Allow me to introduce myself. My name is Marie Blanchemain. You may call me whatever you like. I expect you will. I expect you will call me many things.

That I have had some education, you can tell by the way I speak, and that I did not come from some wretched home by the the way I hold my head. I am a woman, as they say, of a certain age, which gives me a certain credibility.

I was married once, Pierre and I lived here, in this little house. We had a son, Adrien. A beautiful child. We were very happy for a time.

One day I walked into the living room to tell Pierre his lunch was ready. He stood with his ear pressed to the wall. Palms flat, as if he were straining to hear.

He turned his head to look at me. Murmurs, was all he said, and I did not know then it was only gathering its forces. Come, I said, have your lunch before it gets cold.

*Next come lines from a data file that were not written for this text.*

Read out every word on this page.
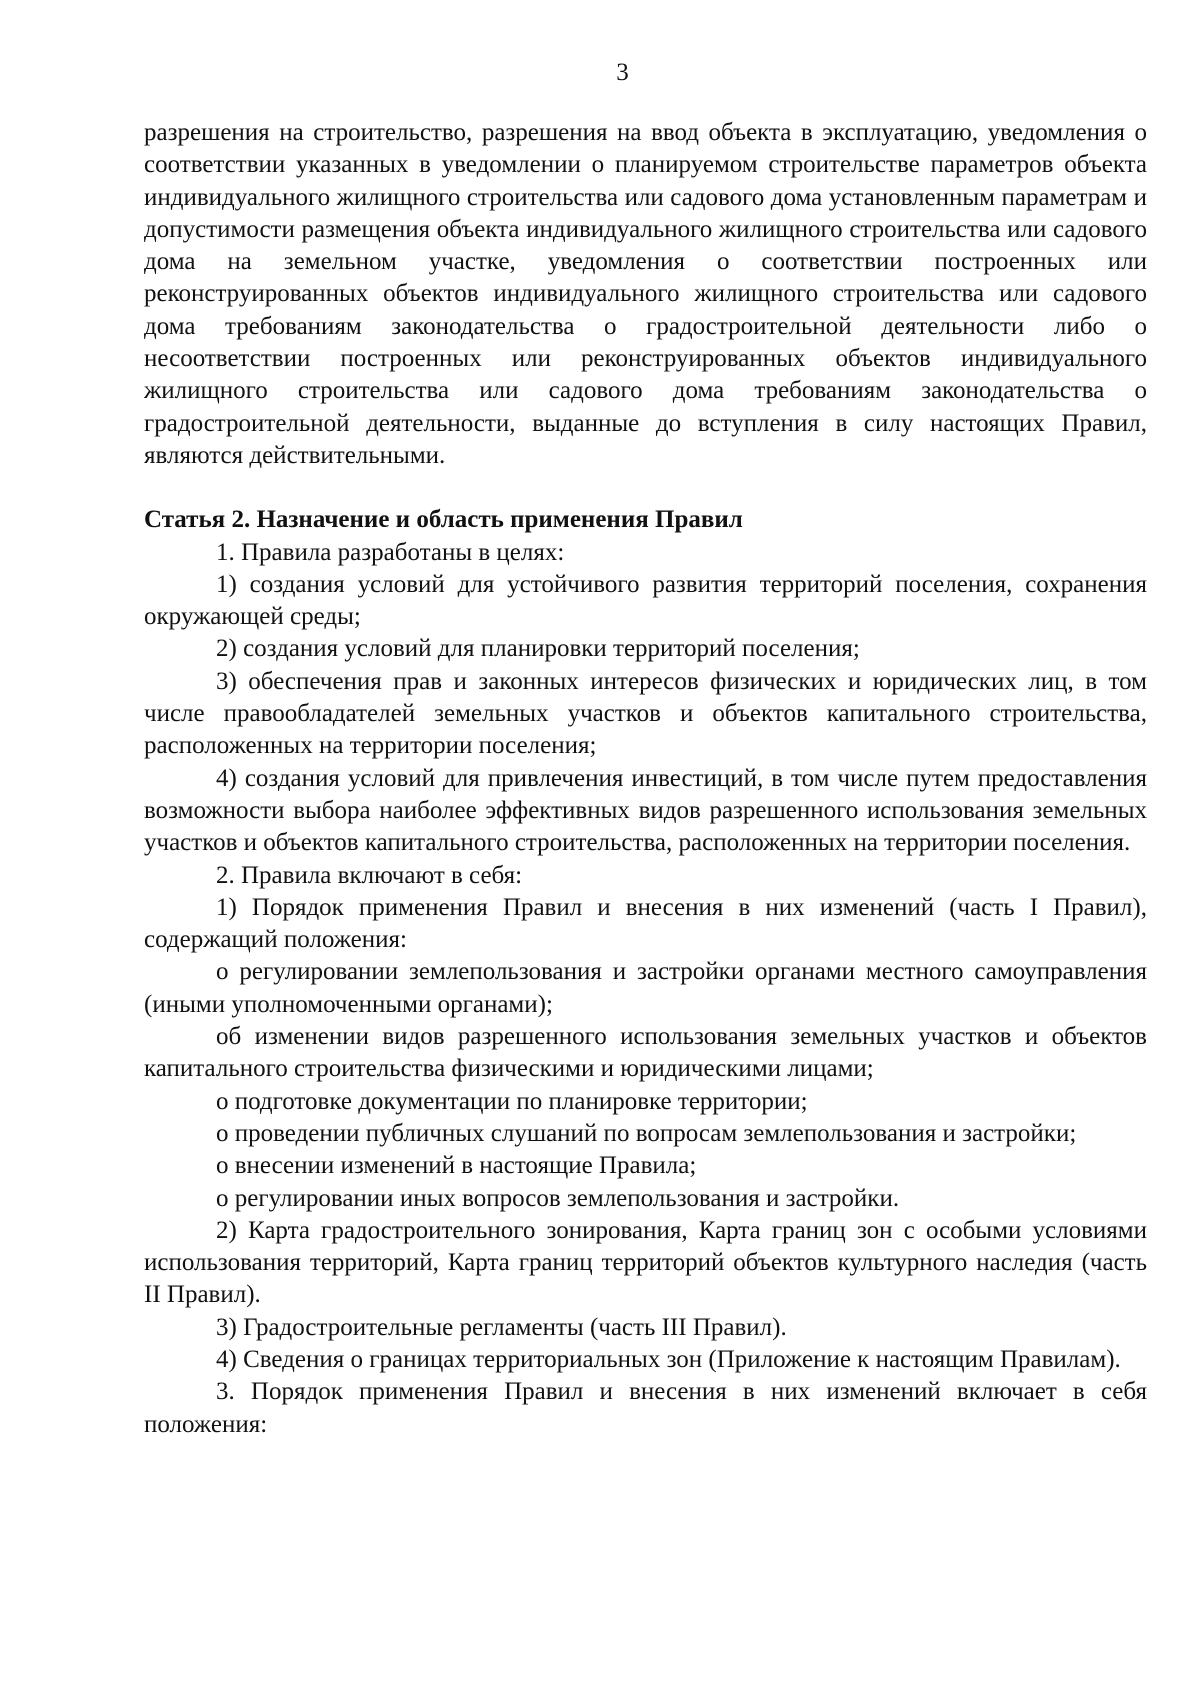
3

разрешения на строительство, разрешения на ввод объекта в эксплуатацию, уведомления о соответствии указанных в уведомлении о планируемом строительстве параметров объекта индивидуального жилищного строительства или садового дома установленным параметрам и допустимости размещения объекта индивидуального жилищного строительства или садового дома на земельном участке, уведомления о соответствии построенных или реконструированных объектов индивидуального жилищного строительства или садового дома требованиям законодательства о градостроительной деятельности либо о несоответствии построенных или реконструированных объектов индивидуального жилищного строительства или садового дома требованиям законодательства о градостроительной деятельности, выданные до вступления в силу настоящих Правил, являются действительными.

Статья 2. Назначение и область применения Правил

1. Правила разработаны в целях:

1) создания условий для устойчивого развития территорий поселения, сохранения окружающей среды;

2) создания условий для планировки территорий поселения;

3) обеспечения прав и законных интересов физических и юридических лиц, в том числе правообладателей земельных участков и объектов капитального строительства, расположенных на территории поселения;

4) создания условий для привлечения инвестиций, в том числе путем предоставления возможности выбора наиболее эффективных видов разрешенного использования земельных участков и объектов капитального строительства, расположенных на территории поселения.

2. Правила включают в себя:

1) Порядок применения Правил и внесения в них изменений (часть I Правил), содержащий положения:

о регулировании землепользования и застройки органами местного самоуправления (иными уполномоченными органами);

об изменении видов разрешенного использования земельных участков и объектов капитального строительства физическими и юридическими лицами;

о подготовке документации по планировке территории;

о проведении публичных слушаний по вопросам землепользования и застройки;

о внесении изменений в настоящие Правила;

о регулировании иных вопросов землепользования и застройки.

2) Карта градостроительного зонирования, Карта границ зон с особыми условиями использования территорий, Карта границ территорий объектов культурного наследия (часть II Правил).

3) Градостроительные регламенты (часть III Правил).

4) Сведения о границах территориальных зон (Приложение к настоящим Правилам).

3. Порядок применения Правил и внесения в них изменений включает в себя положения:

The brain swells, a searing pain, there were times when it made him scream. The disease marched on and he was, by turns, violent, and like a child.

He died when Adrien turned fifteen. It had been years since he knew either one of us. I had loved Pierre, deeply. I missed my husband, and Adrien missed his father. But Pierre had not been either, for some time. We were sad and we were weary. Adrien and I spent our evenings quietly, at home.

My son was tall, fair-haired, as handsome as his father. He wrote poetry and Adrien was gifted, he had a poet’s ear for words. On cold nights I made cocoa, he brought in wood and we made a fire. As the flames behind him danced, Adrien read his poems out loud.

I worked needlepoint while he read. I studied the holes in the cloth. The last poem Adrien read to me was about an orchard in the snow. He stumbled over the words. When I looked up, he was trembling, his face was red. He bit his lip and cried. He stared at the page in his hand as though it betrayed him.

He never read to me after that and never left his room. When he spoke, it was to the walls. The disease marched on as it had before; he was violent. And he was my child.

Blanchemain. My given name. It means, “white hands”, or “clean”. Empty, perhaps. Hands that give too many things.

I gave Pierre my heart, to Adrien, I gave my soul.

I gave them both to the fire. To the orchard, and to the snow.